How long after you have run the script have you waited. I have often found that it can take 10 - 15 minutes for the health state to get changed the first time.
It is like the health state is only calculated when an event that updates the health state is triggered. (So either a check of one of the items in the group like a disk check every 15 minutes) or when you put it in to maintenance then when it comes back out it will also cause a health state update.
Try running the script and then going for lunch then the health state should be all good.
If the problem is reoccurring have you tried flushing the health service state and cache on your monitor? If this doesn’t help try repairing the monitor. Looking at event errors on the object will give you a better clue as to why its not monitored.

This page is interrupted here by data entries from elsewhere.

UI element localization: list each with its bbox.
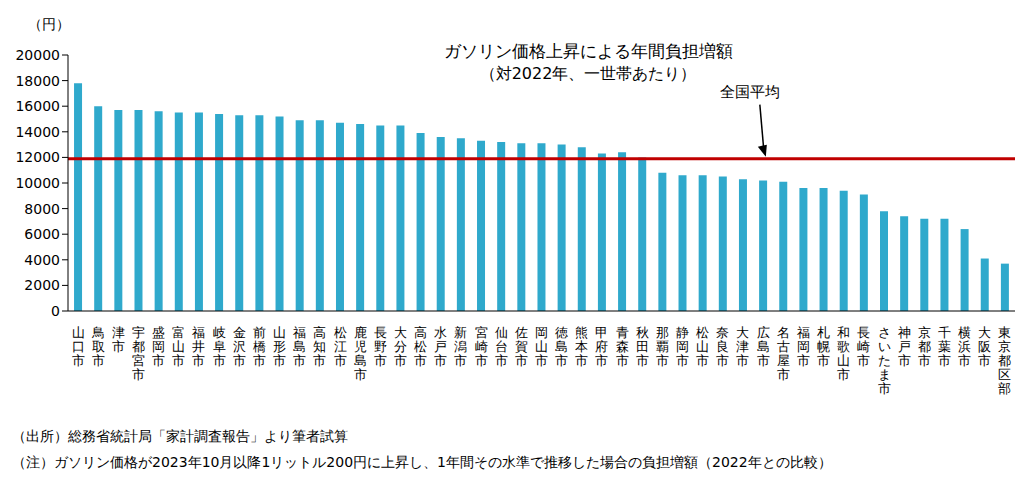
svg-text:徳島市: 徳島市 xyxy=(555,325,568,368)
svg-text:福島市: 福島市 xyxy=(293,325,306,368)
svg-text:名古屋市: 名古屋市 xyxy=(777,325,790,382)
svg-text:全国平均: 全国平均 xyxy=(720,83,780,101)
html-text:（注）ガソリン価格が2023年10月以降1リットル200円に: （注）ガソリン価格が2023年10月以降1リットル200円に上昇し、1年間その水… xyxy=(12,454,832,470)
html-text:ガソリン価格上昇による年間負担増額: ガソリン価格上昇による年間負担増額 xyxy=(443,41,733,61)
svg-text:福岡市: 福岡市 xyxy=(797,325,810,368)
svg-text:奈良市: 奈良市 xyxy=(716,325,729,368)
html-text:（対2022年、一世帯あたり）: （対2022年、一世帯あたり） xyxy=(479,64,697,83)
svg-text:札幌市: 札幌市 xyxy=(817,325,830,368)
svg-text:東京都区部: 東京都区部 xyxy=(998,325,1011,396)
svg-text:12000: 12000 xyxy=(15,149,60,165)
svg-text:宮崎市: 宮崎市 xyxy=(475,325,488,368)
svg-text:神戸市: 神戸市 xyxy=(898,325,911,368)
svg-text:さいたま市: さいたま市 xyxy=(878,325,891,396)
svg-text:秋田市: 秋田市 xyxy=(636,325,649,368)
svg-text:6000: 6000 xyxy=(24,226,60,242)
svg-text:仙台市: 仙台市 xyxy=(495,325,508,368)
svg-text:山形市: 山形市 xyxy=(273,325,286,368)
svg-text:富山市: 富山市 xyxy=(172,325,185,368)
svg-text:18000: 18000 xyxy=(15,73,60,89)
svg-text:大阪市: 大阪市 xyxy=(978,325,991,368)
svg-text:熊本市: 熊本市 xyxy=(575,325,588,368)
svg-text:10000: 10000 xyxy=(15,175,60,191)
svg-text:松江市: 松江市 xyxy=(334,325,347,368)
svg-text:2000: 2000 xyxy=(24,277,60,293)
svg-text:大津市: 大津市 xyxy=(736,325,749,368)
html-text:（円）: （円） xyxy=(28,16,70,32)
svg-text:松山市: 松山市 xyxy=(696,325,709,368)
svg-text:長崎市: 長崎市 xyxy=(857,325,870,368)
svg-text:新潟市: 新潟市 xyxy=(454,325,467,368)
svg-text:水戸市: 水戸市 xyxy=(434,325,447,368)
svg-text:盛岡市: 盛岡市 xyxy=(152,325,165,368)
svg-text:甲府市: 甲府市 xyxy=(595,325,608,368)
svg-text:高松市: 高松市 xyxy=(414,325,427,368)
svg-text:金沢市: 金沢市 xyxy=(233,325,246,368)
svg-text:那覇市: 那覇市 xyxy=(656,325,669,368)
svg-text:20000: 20000 xyxy=(15,47,60,63)
svg-text:岡山市: 岡山市 xyxy=(535,325,548,368)
svg-text:前橋市: 前橋市 xyxy=(253,325,266,368)
svg-text:佐賀市: 佐賀市 xyxy=(515,325,528,368)
svg-text:広島市: 広島市 xyxy=(757,325,770,368)
svg-text:岐阜市: 岐阜市 xyxy=(213,325,226,368)
html-text:（出所）総務省統計局「家計調査報告」より筆者試算: （出所）総務省統計局「家計調査報告」より筆者試算 xyxy=(12,428,348,444)
svg-text:宇都宮市: 宇都宮市 xyxy=(132,325,145,382)
svg-text:8000: 8000 xyxy=(24,201,60,217)
svg-text:静岡市: 静岡市 xyxy=(676,325,689,368)
svg-text:山口市: 山口市 xyxy=(72,325,85,368)
svg-text:津市: 津市 xyxy=(112,325,125,354)
svg-text:福井市: 福井市 xyxy=(192,325,205,368)
svg-text:長野市: 長野市 xyxy=(374,325,387,368)
svg-text:京都市: 京都市 xyxy=(918,325,931,368)
svg-text:鳥取市: 鳥取市 xyxy=(91,325,105,368)
svg-text:千葉市: 千葉市 xyxy=(938,325,951,368)
svg-text:14000: 14000 xyxy=(15,124,60,140)
svg-text:鹿児島市: 鹿児島市 xyxy=(354,325,367,382)
svg-text:4000: 4000 xyxy=(24,252,60,268)
svg-text:横浜市: 横浜市 xyxy=(958,325,971,368)
svg-text:0: 0 xyxy=(51,303,60,319)
svg-text:16000: 16000 xyxy=(15,98,60,114)
svg-text:青森市: 青森市 xyxy=(616,325,629,368)
svg-text:大分市: 大分市 xyxy=(394,325,407,368)
svg-text:高知市: 高知市 xyxy=(313,325,326,368)
svg-text:和歌山市: 和歌山市 xyxy=(837,325,850,382)
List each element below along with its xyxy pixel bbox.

Hi Davey - These groups/monitors have been in place for 2 months now. I’m aware of the health state not displaying immediately as you have to wait for the agent to report back on its health state.
Hi SCOMTheRipper - I have tried flushing the Health State by stopping the “Microsoft Monitoring Agent” service, renaming the “Health Service State” folder to “Health Service State.old” then starting the “Microsoft Monitoring Agent” service again. The rollup monitor will then display fine for a few weeks but then it would go back to displaying “Not Monitored” again.
I have tried to repair the monitor but it doesn’t seem to have an impact.
The frustrating thing is that the actual Agents are showing as healthy…
The servers that are monitored sit on a DMZ with a SCOM Gateway Server if that helps.
Are there any error events around the time that it appears unmonitored?
Also do you have the right management packs downloaded for your objects operating system? seems like this solved the same issue for a lot of people e.g. server 2012 (apologies if you’ve already checked this)
I think this might be related to the fact that I have updated to “UR 9” and the agents for that DMZ is still on “UR 8” I’ll let you know tomorrow
We get this a lot across several platforms. The flushing of the health cache to force health recalculation is time consuming, likewise is maintenance mode. We also tend to have to schedule the maintenance mode as only the “all contained objects” option will clear the erroneous health state, which subsequently places all the contained servers and production applications into maintenance mode.
In one example we have eight management servers and we go through flushing the health cache on each until health is recalculated.
Health calculation is carried out by one of the management servers in the management group, which is intended to be non-specific as it depends which is hosting the role, which isn’t something you can find out easily.
I would be very intrigued to see if anyone has a solution for this problem.
Hi Schoeman - did you manage to find out what was causing this issue? keep us posted with an answer if you find out!